DIA is doing proactive inspections to make sure agencies are following cyber standards for securing the top-secret JWICS network.
The Defense Intelligence Agency is updating the federal government’s global, top-secret intelligence network, and DIA’s top IT official says cybersecurity assessments, including insider threat monitoring, are a key facet of the network’s continued development.
DIA is in the second year of modernizing the Joint Worldwide Intelligence Communications System, JWICS. The network connects military bases, intelligence sites and other local networks needing access to top-secret data, covering more than one million users across the world.
DIA Chief Information Officer Doug Cossa said the agency is well underway in making some overdue hardware updates to the network.
“This is replacing a lot of the aged network hardware, things like routers and switches and encryptors, that we rely on for the secure connectivity, and updating those that are critical nodes that make up that web of the JWICS network,” Cossa said on Inside the IC.
Beyond the “technical refresh” work, Cossa said DIA is also building redundancy into the top-secret intelligence network.
“So if and when equipment does fail, we have a second stack of equipment at our core nodes that we can failover to,” he said. “And in many cases more than a second stack. We’ve got full redundancy across all the critical network components. That’s really been our focus over the past year, building that up around all of our functional areas that rely on JWICS.”
Cybersecurity is also a key focus area. Instead of conducting just an initial cyber assessment when agencies want to connect to JWICS, Cossa said DIA has now moved to continuous assessments of existing local networks as part of its “JWICS cyber inspection program.”
DIA conducted “several dozen” inspections over the past year, he said.
“That goes through the full, end-to-end realm of cybersecurity, everything from how user accounts are managed to how hardware is managed in the sense of making sure that technical parameters and guidelines are implemented, and patching is done,” Cossa said.
The cyber inspection program doesn’t just test against the possibility of outside hackers penetrating the JWICS-connected networks. DIA also examines how effectively JWICS users are monitoring against insider threats, too.
Insider threat monitoring has received increased attention after a Massachusetts Air National Guardsman allegedly used his access to top-secret intelligence networks at Joint Base Cape Cod, Mass., to leak secrets on the Discord website.
“It’s definitely increased in terms of priority,” Cossa said of insider threat monitoring in the wake of the Discord leaks. “Insider threats are always a significant requirement of the intelligence community and DoD.”
Defense and intelligence officials see “zero trust” security as a key component of defending against both outsider hackers and insider threats in the future. Two years ago, President Joe Biden directed defense and intelligence agencies to develop a plan for implementing zero trust architectures on classified networks.
Cossa said zero trust brings security to the “next level” by allowing local area networks to determine the “entitlements” each of their individual users should be granted for accessing certain data. Those entitlements will be managed and enforced through metadata standards defined by the intelligence community’s chief data officer and DoD’s chief data and artificial intelligence officer.
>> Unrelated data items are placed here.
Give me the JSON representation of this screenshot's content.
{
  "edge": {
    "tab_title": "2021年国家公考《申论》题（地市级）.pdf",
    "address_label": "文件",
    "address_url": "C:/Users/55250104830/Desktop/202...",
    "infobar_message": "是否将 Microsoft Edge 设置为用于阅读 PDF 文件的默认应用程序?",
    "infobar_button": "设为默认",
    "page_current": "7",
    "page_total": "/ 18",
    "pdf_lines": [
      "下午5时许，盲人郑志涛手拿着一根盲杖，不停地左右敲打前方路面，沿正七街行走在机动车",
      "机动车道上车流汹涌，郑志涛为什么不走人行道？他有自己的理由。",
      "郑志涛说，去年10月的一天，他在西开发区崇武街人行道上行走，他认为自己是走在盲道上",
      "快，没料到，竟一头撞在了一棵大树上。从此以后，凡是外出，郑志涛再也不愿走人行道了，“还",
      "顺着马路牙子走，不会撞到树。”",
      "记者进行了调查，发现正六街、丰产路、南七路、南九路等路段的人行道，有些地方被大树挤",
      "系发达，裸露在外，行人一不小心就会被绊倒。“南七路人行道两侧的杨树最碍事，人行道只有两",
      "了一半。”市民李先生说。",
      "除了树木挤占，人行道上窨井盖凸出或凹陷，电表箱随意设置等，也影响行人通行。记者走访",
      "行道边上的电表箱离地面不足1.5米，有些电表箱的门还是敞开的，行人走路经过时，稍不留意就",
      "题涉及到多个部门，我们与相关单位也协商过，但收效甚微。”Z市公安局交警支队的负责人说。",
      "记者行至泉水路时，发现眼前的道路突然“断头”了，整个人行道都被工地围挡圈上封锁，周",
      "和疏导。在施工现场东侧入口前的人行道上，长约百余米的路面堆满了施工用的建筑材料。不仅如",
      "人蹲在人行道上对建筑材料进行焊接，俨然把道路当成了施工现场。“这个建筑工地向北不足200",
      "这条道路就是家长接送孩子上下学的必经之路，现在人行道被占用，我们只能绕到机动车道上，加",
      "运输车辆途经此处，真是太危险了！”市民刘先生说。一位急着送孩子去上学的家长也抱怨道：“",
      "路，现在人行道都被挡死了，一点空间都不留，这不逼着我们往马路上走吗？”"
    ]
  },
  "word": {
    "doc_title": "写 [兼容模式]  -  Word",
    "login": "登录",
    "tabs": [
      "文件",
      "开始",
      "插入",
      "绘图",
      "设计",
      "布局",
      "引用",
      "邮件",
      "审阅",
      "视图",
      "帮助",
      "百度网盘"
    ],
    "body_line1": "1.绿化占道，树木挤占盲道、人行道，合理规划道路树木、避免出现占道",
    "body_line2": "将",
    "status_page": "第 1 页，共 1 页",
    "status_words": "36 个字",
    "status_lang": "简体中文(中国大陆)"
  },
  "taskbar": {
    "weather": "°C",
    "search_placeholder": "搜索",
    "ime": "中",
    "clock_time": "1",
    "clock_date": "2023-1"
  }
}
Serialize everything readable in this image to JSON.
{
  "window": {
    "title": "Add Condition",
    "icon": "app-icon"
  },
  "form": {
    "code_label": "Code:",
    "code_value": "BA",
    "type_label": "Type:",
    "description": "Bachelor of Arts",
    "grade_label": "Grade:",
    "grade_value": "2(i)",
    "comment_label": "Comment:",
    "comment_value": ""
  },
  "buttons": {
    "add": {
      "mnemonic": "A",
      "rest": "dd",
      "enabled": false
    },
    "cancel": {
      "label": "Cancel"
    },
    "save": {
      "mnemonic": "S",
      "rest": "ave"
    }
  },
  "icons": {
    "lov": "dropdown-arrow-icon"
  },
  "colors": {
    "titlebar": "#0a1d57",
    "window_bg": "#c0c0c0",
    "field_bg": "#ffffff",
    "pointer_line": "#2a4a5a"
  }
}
Once implemented, Cossa said DIA can assess the extent to which agencies are following those metadata standards as part of the JWICS cyber inspection program.
“Traditionally, we have only looked at, are you cleared to see something? But when it comes down to a ‘need-to-know,’ that really relies on data tagging standards, which is going to take some time to do,” Cossa said. “Many agencies are well underway. But certainly the core of the zero trust pillar for data is the entitlements and getting that implemented. The network gives you access. The network itself doesn’t define how that access actually occurs.”